The Sleight of Hand in “We’ll All Find Out Later”
Now to the second half of my friend’s sentence, which is even sneakier than the first.
Everybody thinks they have the truth, so who really knows? We’ll find out later.
This feels like humility. It wears humility’s clothes. But watch the hands, because two completely different claims are being palmed as one:
People disagree about religious truth. Obviously. Wildly. This is just true.
Therefore, (the subtle implication is that) the truth can’t be known with certainty — or isn’t really there at all. (It seems to me to be back-door agnosticism.)
Claim one is a fact about us. Claim two is a conclusion about reality. And claim two does not follow from claim one. Not even a little.
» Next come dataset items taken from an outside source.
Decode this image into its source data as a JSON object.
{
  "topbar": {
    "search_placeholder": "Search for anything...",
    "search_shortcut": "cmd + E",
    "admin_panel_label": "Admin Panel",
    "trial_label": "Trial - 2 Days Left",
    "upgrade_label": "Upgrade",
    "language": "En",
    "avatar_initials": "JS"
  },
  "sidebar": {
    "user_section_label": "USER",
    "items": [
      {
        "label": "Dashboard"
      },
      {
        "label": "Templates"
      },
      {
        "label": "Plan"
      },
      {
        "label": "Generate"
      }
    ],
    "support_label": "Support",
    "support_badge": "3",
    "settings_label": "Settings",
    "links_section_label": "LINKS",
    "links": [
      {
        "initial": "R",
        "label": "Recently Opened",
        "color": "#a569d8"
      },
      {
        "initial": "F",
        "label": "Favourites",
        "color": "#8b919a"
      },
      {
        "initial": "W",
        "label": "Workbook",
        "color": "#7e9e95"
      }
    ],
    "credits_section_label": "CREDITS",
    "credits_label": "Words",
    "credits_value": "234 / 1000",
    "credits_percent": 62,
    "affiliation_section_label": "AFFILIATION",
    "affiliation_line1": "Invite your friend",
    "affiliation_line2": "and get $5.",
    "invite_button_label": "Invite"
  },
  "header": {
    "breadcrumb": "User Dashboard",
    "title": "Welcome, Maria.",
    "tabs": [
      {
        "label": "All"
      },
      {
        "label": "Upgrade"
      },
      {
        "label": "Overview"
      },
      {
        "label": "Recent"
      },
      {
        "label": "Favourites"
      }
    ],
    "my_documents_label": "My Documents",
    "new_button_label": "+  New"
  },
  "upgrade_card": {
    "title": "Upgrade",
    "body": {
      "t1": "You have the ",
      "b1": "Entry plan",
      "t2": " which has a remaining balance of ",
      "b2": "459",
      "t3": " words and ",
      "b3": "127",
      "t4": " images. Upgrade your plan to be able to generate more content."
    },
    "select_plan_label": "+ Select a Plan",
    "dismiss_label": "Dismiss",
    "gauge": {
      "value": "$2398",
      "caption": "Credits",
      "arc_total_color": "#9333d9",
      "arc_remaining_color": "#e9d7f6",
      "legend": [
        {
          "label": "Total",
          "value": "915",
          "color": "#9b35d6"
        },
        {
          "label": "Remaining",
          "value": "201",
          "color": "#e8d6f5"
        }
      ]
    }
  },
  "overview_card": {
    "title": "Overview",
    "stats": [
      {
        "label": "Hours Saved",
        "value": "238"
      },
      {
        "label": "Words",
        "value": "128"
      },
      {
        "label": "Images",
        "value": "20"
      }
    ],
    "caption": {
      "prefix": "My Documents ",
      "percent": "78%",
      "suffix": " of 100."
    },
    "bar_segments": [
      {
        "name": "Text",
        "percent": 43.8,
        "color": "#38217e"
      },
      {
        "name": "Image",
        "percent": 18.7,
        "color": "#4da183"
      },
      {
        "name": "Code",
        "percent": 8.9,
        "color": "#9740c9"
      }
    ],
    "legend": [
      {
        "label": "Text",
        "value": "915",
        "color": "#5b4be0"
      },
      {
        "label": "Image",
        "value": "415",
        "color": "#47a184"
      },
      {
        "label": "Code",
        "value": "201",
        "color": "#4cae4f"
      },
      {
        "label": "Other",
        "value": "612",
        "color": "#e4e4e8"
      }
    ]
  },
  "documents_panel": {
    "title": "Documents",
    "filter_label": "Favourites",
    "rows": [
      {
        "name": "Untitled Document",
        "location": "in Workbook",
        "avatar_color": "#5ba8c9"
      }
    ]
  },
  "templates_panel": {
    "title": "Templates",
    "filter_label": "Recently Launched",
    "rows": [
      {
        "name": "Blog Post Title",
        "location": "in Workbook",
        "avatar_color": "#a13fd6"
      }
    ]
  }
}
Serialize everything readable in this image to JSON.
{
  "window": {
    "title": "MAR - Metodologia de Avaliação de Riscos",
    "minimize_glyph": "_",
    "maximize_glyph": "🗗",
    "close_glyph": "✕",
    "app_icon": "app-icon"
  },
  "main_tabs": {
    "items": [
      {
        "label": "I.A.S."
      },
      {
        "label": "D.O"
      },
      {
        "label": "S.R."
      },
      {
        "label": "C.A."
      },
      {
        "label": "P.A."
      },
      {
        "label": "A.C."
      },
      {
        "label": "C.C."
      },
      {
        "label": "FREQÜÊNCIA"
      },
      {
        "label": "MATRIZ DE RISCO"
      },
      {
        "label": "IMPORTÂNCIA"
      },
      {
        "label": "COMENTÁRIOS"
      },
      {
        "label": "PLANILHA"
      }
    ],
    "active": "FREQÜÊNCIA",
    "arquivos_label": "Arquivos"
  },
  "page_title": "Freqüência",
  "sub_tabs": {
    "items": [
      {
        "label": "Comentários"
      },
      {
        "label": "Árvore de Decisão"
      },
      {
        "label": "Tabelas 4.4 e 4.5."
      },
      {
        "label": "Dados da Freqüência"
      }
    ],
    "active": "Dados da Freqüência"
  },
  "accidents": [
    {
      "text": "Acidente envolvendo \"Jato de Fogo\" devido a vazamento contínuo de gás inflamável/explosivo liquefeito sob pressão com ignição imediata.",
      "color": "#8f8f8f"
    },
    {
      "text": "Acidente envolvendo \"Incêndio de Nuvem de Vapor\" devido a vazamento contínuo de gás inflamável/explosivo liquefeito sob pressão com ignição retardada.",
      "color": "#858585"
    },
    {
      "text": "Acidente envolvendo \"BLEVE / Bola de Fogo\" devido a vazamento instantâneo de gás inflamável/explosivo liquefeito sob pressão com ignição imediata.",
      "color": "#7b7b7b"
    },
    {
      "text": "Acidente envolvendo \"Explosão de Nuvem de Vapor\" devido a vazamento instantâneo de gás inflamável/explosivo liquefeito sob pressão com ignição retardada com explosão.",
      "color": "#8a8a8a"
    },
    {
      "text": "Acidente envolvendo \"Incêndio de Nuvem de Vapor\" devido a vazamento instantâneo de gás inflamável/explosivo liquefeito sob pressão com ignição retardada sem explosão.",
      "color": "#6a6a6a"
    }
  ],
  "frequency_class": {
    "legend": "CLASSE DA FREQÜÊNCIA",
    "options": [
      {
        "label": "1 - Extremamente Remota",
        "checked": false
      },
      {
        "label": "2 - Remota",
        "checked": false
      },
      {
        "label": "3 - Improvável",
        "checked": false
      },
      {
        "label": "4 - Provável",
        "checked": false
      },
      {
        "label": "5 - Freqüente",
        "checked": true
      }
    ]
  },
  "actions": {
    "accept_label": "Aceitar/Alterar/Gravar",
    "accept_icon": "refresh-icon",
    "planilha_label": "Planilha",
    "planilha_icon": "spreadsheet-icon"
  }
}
Try it with anything else. Hand three strangers the address of where you’re trying to go, and watch them give you three different routes. Do you conclude that the city doesn’t exist? Are all roads equally good? Should you just drive in whatever direction fits you? Of course not. You conclude that at most one of them is right, possibly none of them, and your job is to figure out which. Disagreement is not a verdict that the destination is unreachable. It’s an invitation to do the navigation.
We already know this, by the way. We acknowledge this the moment we admit that each different “church” tradition teaches incompatible things. A thing cannot be both true and not-true in the same way at the same time. That’s the oldest rule in the universe; it’s a fundamental principle of Logic, and no amount of polite shrugging repeals it.
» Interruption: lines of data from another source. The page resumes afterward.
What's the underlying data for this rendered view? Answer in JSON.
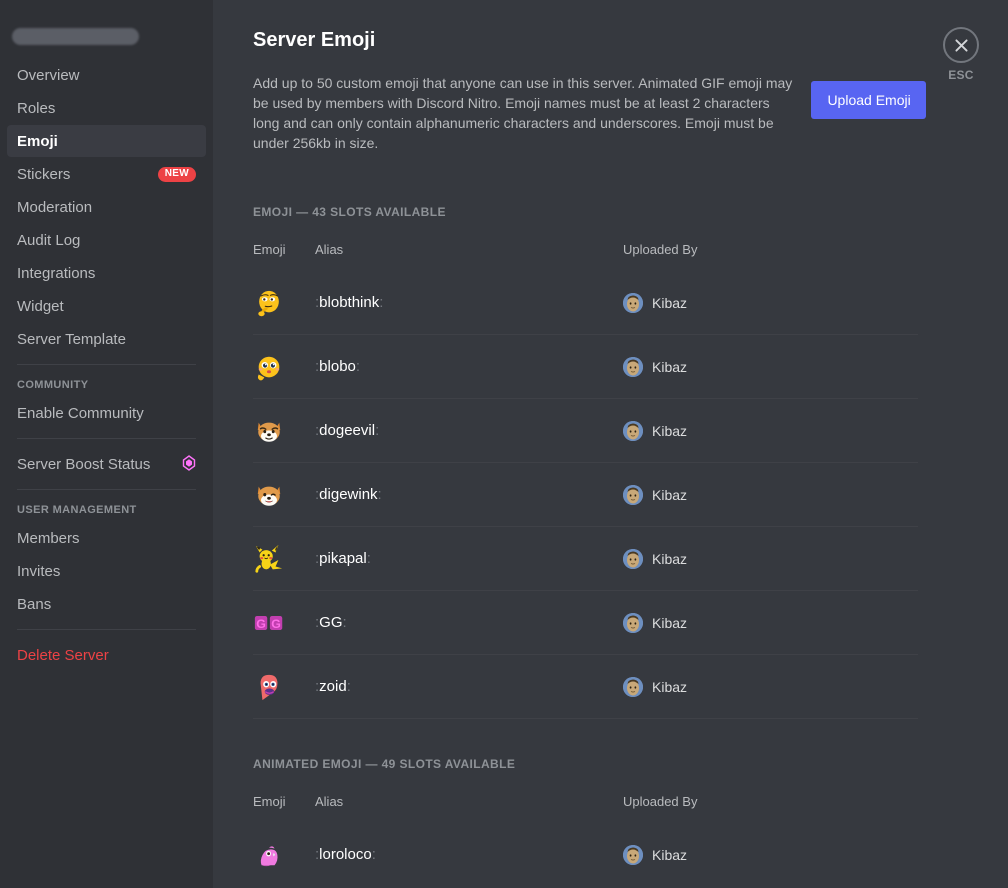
{
  "sidebar": {
    "server_name_redacted": "",
    "items": [
      {
        "label": "Overview",
        "active": false
      },
      {
        "label": "Roles",
        "active": false
      },
      {
        "label": "Emoji",
        "active": true
      },
      {
        "label": "Stickers",
        "active": false,
        "badge": "NEW"
      },
      {
        "label": "Moderation",
        "active": false
      },
      {
        "label": "Audit Log",
        "active": false
      },
      {
        "label": "Integrations",
        "active": false
      },
      {
        "label": "Widget",
        "active": false
      },
      {
        "label": "Server Template",
        "active": false
      }
    ],
    "community_header": "COMMUNITY",
    "community_items": [
      {
        "label": "Enable Community"
      }
    ],
    "boost_item": {
      "label": "Server Boost Status",
      "icon": "boost-gem-icon",
      "icon_color": "#ff73fa"
    },
    "user_management_header": "USER MANAGEMENT",
    "user_management_items": [
      {
        "label": "Members"
      },
      {
        "label": "Invites"
      },
      {
        "label": "Bans"
      }
    ],
    "danger_item": {
      "label": "Delete Server",
      "color": "#ed4245"
    }
  },
  "header": {
    "title": "Server Emoji",
    "description": "Add up to 50 custom emoji that anyone can use in this server. Animated GIF emoji may be used by members with Discord Nitro. Emoji names must be at least 2 characters long and can only contain alphanumeric characters and underscores. Emoji must be under 256kb in size.",
    "upload_button": "Upload Emoji",
    "upload_button_color": "#5865f2"
  },
  "close": {
    "icon": "close-x-icon",
    "label": "ESC"
  },
  "sections": [
    {
      "title": "EMOJI — 43 SLOTS AVAILABLE",
      "columns": {
        "emoji": "Emoji",
        "alias": "Alias",
        "uploader": "Uploaded By"
      },
      "rows": [
        {
          "emoji_name": "blobthink-emoji",
          "alias": "blobthink",
          "uploader": "Kibaz"
        },
        {
          "emoji_name": "blobo-emoji",
          "alias": "blobo",
          "uploader": "Kibaz"
        },
        {
          "emoji_name": "dogeevil-emoji",
          "alias": "dogeevil",
          "uploader": "Kibaz"
        },
        {
          "emoji_name": "digewink-emoji",
          "alias": "digewink",
          "uploader": "Kibaz"
        },
        {
          "emoji_name": "pikapal-emoji",
          "alias": "pikapal",
          "uploader": "Kibaz"
        },
        {
          "emoji_name": "gg-emoji",
          "alias": "GG",
          "uploader": "Kibaz"
        },
        {
          "emoji_name": "zoid-emoji",
          "alias": "zoid",
          "uploader": "Kibaz"
        }
      ]
    },
    {
      "title": "ANIMATED EMOJI — 49 SLOTS AVAILABLE",
      "columns": {
        "emoji": "Emoji",
        "alias": "Alias",
        "uploader": "Uploaded By"
      },
      "rows": [
        {
          "emoji_name": "loroloco-emoji",
          "alias": "loroloco",
          "uploader": "Kibaz"
        }
      ]
    }
  ],
  "colors": {
    "sidebar_bg": "#2f3136",
    "content_bg": "#36393f",
    "active_item_bg": "#3a3c43",
    "accent": "#5865f2",
    "danger": "#ed4245",
    "divider": "#3f4147",
    "muted_text": "#8e9297",
    "body_text": "#b9bbbe"
  }
}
Also known as “the law of non-contradiction.” Aristotle states it in Metaphysics Book IV, but he didn’t invent it any more than Newton invented gravity; he just wrote it down. A claim cannot be both true and false in the same respect at the same time. Accepting such contradictions to both be true, by the very rules of formal logic, means that you can sneak ANY kind of absurdity or lie in the back door.
Note the self-detonating quality of the relativist proposition here. The sentence “there is no truth” is itself advanced as a truth.
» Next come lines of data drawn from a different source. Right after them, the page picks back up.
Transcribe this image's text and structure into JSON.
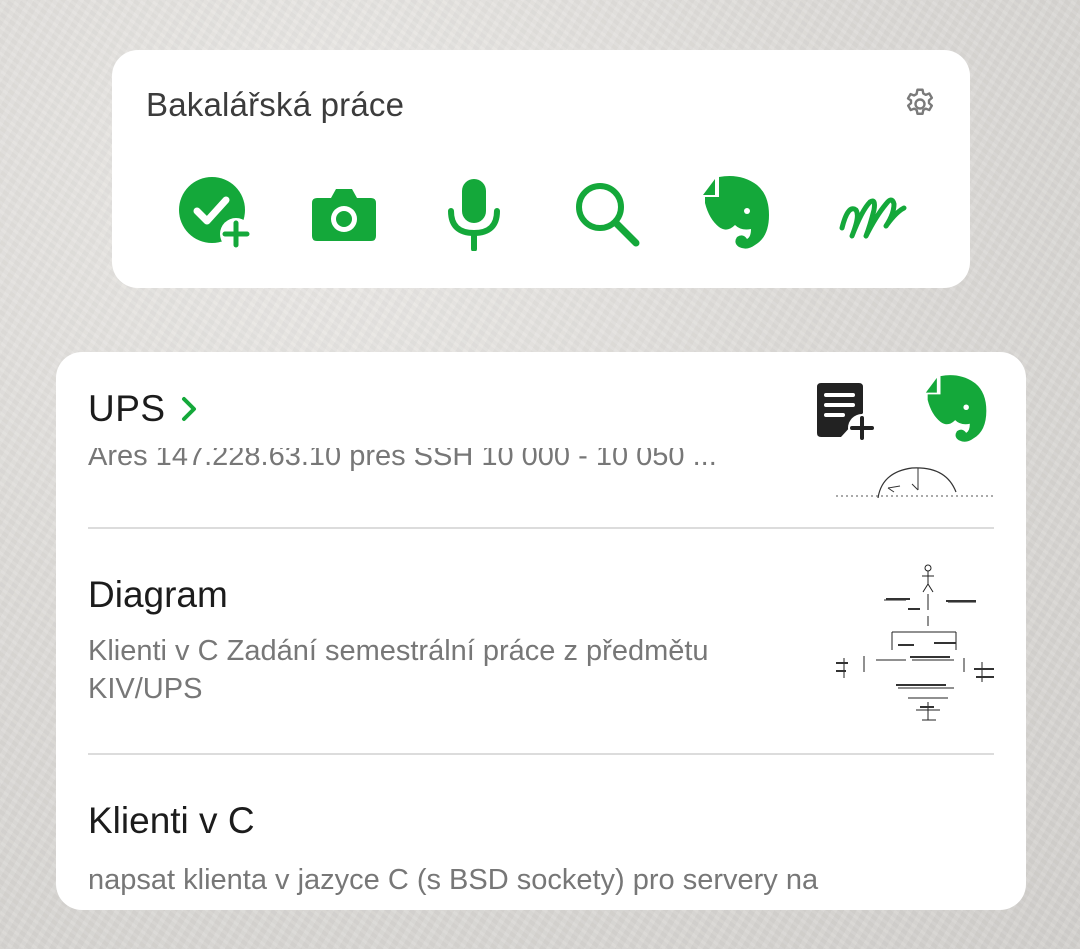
{
  "widget": {
    "notebook_title": "Bakalářská práce",
    "accent_color": "#14a83a",
    "actions": [
      {
        "name": "new-task",
        "icon": "check-plus-icon"
      },
      {
        "name": "camera",
        "icon": "camera-icon"
      },
      {
        "name": "audio",
        "icon": "microphone-icon"
      },
      {
        "name": "search",
        "icon": "search-icon"
      },
      {
        "name": "evernote",
        "icon": "elephant-icon"
      },
      {
        "name": "handwriting",
        "icon": "squiggle-icon"
      }
    ]
  },
  "list": {
    "title": "UPS",
    "notes": [
      {
        "title": "",
        "snippet": "Ares 147.228.63.10 pres SSH 10 000 - 10 050 ..."
      },
      {
        "title": "Diagram",
        "snippet": "Klienti v C Zadání semestrální práce z předmětu KIV/UPS"
      },
      {
        "title": "Klienti v C",
        "snippet": "napsat klienta v jazyce C (s BSD sockety) pro servery na"
      }
    ]
  }
}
Rationally, it follows that if that statement is true, then the very proposition it advances is false. It eats its own tail (it’s a self-refuting proposition, or self-referential inconsistency)
The 40 thousand different Christian denominations, springing from hundreds of different, contradictory theologies, can’t all be right. Some of them, likely most of them, are wrong about enormously important things. That’s not me being unkind. That’s just probability and math.
And then there’s the quiet little phrase doing the most damage of all: “we’ll find out later.”
It sounds patient. It sounds humble. In fact, it’s a permission slip, a doctor’s note excusing you from the hardest and most important homework of your life, because the answer key won’t be released until you’re dead. It sounds nice, but rationally considering your very eternal salvation (because that’s what’s at stake), it’s massively dangerous. It’s probably the most dangerous thought you can ever think.
AND it is not what Jesus said. He did not say ye shall know the truth eventually, in the fog, after the funeral. He said, present tense, on this side of the grave: “ye shall know the truth, and the truth shall make you free.” And Jude tells us the faith was “once delivered unto the saints” — once. Past tense. Finished. Handed over. A deposit with a return address. Not an ongoing slow rollout of “continuing revelation” that updates itself with every change of ecclesiastical leadership.
You don’t wait for the truth to be revealed in the afterlife like exam results. It already happened. It has an address, a date, and a location. Your job is to trace it back to where it was delivered. That can be done, BUT it’s not easy. It costs you time, comfort, and a fair number of your assumptions. But it can be done. I know because I did it, and there is absolutely nothing about me that is special.